In fact, when I was in the edit room with Joel Silver, who I did not know – I only knew him by reputation, so I was terrified – he was afraid of me. He was afraid I was going to do too many changes to it. Because he really, really liked the movie as it was. So it's a totally surreal experience for me. Believe me I did not expect to have this kind of experience, but it really is everything that I could ever hope for; and I think the film is being treated in the best possible way.

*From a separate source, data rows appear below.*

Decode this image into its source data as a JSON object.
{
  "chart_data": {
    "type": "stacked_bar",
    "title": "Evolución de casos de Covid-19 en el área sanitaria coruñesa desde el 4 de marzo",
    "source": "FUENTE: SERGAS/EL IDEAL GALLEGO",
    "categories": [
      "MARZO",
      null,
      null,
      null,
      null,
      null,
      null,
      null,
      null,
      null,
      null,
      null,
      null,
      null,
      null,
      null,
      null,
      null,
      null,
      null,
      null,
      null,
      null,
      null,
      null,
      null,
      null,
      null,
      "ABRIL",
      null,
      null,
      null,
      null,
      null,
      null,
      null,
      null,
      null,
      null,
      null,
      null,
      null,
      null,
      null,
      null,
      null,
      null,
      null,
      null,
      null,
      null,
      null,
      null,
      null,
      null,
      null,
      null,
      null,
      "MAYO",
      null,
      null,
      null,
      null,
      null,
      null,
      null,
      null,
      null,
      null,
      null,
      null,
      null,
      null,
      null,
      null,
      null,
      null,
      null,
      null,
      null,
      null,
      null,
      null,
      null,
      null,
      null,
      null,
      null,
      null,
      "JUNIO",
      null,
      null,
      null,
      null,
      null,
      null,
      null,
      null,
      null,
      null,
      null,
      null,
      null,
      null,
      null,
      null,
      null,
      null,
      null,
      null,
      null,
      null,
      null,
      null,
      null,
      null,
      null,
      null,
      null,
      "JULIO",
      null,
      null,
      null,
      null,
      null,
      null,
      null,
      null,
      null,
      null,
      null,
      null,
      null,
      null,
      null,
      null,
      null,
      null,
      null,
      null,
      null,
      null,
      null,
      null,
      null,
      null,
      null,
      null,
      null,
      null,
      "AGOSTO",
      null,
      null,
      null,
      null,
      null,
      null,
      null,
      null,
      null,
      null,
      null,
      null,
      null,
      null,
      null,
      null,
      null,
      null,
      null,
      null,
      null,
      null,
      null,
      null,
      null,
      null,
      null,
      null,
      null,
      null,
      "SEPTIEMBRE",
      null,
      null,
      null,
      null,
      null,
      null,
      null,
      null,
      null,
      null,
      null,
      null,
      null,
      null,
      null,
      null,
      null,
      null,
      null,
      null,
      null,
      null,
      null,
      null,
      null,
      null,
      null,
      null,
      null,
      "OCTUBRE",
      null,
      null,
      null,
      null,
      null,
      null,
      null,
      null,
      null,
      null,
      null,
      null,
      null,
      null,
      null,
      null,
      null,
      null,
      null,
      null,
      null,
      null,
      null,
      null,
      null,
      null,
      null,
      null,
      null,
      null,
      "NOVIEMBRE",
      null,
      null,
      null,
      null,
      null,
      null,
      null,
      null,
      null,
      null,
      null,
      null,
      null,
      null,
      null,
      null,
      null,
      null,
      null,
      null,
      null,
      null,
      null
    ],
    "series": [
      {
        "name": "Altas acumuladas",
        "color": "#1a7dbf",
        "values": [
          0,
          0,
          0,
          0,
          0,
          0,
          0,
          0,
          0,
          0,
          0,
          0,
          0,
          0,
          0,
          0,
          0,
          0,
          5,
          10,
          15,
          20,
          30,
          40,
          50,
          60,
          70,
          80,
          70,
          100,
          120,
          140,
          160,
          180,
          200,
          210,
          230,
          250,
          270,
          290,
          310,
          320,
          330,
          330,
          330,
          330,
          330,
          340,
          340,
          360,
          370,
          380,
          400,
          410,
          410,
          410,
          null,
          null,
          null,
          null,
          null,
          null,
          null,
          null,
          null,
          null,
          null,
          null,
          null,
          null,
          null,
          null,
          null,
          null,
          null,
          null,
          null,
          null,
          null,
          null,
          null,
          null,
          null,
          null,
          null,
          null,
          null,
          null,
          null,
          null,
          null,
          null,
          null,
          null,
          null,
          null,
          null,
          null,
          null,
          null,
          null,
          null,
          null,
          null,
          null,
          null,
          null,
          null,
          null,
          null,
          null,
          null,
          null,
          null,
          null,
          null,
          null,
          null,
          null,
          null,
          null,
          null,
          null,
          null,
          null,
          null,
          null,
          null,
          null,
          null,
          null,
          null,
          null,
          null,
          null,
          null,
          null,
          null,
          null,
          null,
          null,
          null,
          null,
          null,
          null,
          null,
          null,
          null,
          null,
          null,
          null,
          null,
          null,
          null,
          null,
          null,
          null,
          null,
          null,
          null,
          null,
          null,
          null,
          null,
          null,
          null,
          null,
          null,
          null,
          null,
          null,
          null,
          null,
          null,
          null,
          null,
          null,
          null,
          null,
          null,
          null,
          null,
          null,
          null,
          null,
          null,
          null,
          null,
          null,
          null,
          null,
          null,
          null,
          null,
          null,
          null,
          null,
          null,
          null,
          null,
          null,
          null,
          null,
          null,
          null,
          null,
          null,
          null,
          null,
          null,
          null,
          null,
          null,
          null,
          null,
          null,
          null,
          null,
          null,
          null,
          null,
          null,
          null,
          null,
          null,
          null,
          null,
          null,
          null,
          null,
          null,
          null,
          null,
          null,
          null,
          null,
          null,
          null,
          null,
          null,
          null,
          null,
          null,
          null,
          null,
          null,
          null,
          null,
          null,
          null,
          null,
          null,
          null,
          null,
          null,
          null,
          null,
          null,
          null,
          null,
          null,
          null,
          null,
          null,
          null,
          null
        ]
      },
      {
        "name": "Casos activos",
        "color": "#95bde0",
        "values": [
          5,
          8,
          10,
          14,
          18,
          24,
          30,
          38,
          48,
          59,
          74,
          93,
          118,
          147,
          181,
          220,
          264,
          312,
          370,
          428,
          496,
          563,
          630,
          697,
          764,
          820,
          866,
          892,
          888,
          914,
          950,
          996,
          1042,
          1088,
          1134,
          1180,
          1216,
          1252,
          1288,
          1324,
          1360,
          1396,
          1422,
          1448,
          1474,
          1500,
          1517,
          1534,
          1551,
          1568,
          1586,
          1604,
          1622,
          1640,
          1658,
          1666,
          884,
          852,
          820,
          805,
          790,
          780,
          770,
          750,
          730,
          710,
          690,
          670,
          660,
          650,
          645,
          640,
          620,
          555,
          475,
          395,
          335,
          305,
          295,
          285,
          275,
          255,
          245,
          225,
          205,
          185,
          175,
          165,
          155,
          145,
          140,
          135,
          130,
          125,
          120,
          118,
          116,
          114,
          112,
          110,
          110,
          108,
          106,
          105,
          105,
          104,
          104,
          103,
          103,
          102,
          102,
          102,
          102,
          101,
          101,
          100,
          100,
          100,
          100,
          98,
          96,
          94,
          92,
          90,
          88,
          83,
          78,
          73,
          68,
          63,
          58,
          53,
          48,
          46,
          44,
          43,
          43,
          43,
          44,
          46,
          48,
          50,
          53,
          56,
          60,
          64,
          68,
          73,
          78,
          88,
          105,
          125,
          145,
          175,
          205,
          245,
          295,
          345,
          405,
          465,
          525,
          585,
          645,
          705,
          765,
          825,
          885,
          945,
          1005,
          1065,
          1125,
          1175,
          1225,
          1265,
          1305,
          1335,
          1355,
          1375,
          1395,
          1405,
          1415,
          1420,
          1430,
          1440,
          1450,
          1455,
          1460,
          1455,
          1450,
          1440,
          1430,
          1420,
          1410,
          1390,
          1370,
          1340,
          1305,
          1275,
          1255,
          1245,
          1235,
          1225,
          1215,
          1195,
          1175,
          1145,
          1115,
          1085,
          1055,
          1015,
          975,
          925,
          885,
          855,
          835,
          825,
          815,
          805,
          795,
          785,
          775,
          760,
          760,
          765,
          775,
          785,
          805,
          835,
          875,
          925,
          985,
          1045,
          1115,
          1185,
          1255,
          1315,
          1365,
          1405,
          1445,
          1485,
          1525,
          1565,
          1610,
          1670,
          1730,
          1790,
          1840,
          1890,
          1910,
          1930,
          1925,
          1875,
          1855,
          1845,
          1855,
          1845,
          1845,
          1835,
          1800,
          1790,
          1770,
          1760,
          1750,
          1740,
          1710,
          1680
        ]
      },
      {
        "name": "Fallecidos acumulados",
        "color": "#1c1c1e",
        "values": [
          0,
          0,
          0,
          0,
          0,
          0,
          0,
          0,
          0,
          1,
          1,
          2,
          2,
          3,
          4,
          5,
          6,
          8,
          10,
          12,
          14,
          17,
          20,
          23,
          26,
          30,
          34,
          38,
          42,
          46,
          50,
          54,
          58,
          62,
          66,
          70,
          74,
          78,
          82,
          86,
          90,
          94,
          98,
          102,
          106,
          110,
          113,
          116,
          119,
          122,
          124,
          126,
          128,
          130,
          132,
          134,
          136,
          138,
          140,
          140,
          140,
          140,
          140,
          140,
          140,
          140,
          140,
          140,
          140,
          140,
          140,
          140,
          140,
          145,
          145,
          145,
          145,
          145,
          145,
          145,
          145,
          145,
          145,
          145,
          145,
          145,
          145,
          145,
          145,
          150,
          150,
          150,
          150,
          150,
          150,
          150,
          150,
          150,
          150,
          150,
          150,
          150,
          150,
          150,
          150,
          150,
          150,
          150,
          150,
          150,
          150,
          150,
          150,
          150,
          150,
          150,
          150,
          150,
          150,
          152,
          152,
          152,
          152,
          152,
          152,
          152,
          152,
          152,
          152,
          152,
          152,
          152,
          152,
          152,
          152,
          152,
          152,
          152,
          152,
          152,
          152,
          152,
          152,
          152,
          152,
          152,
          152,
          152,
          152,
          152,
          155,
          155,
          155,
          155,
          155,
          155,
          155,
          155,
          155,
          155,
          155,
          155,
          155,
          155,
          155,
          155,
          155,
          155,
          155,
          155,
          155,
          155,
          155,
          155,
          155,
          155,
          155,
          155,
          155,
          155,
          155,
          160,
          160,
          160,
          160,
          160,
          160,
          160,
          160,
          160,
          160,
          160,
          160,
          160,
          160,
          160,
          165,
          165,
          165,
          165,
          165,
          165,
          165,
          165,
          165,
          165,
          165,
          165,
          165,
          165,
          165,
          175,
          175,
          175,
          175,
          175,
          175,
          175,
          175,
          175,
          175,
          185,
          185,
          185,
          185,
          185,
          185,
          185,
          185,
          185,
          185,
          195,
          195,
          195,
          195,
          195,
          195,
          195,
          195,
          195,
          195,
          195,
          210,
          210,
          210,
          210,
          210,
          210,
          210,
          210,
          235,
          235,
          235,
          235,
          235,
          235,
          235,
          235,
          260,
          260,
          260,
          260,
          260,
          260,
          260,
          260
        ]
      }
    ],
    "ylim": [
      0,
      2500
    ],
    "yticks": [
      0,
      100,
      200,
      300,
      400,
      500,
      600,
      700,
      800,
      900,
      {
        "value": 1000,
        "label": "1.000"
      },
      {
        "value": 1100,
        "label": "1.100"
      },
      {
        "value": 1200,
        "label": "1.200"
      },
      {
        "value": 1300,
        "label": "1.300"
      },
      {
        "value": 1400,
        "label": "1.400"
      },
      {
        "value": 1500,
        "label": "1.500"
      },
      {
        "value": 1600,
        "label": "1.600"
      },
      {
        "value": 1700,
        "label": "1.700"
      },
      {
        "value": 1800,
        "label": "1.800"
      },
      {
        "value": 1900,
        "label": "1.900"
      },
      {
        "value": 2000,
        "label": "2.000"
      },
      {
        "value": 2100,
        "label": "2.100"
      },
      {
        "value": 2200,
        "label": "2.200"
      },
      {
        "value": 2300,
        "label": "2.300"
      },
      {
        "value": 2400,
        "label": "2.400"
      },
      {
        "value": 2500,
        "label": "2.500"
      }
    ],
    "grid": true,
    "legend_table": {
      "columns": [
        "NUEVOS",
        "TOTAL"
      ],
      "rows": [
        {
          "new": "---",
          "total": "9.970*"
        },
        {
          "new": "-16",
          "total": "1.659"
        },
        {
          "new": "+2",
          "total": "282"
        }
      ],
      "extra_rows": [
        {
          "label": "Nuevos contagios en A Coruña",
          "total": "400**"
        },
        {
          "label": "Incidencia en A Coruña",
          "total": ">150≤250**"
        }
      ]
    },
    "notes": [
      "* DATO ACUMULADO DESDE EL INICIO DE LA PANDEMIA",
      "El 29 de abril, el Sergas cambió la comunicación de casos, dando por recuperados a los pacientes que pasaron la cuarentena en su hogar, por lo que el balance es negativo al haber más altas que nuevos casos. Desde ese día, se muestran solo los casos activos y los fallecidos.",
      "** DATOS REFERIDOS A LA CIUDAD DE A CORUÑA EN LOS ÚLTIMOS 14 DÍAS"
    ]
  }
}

On how well he relates to his characters:
Obviously, I must have some parenting issues. If you ask my wife, who's probably here somewhere… [Laughs.] She's not laughing. But anyway, I think it's terrifying creating something. Even a movie, let alone a child, because your beholden to it, you're responsible to it and at some point you don't have control over it. Even a film eventually leaves the nest and then it becomes whatever it becomes. It kind of develops its own life so I think if there's a character in the film I think I relate to the Elsa character, Sarah's character, who kind of makes a child rather than has one naturally because she feels she can control it more in a scientific context. So maybe I relate to her a bit.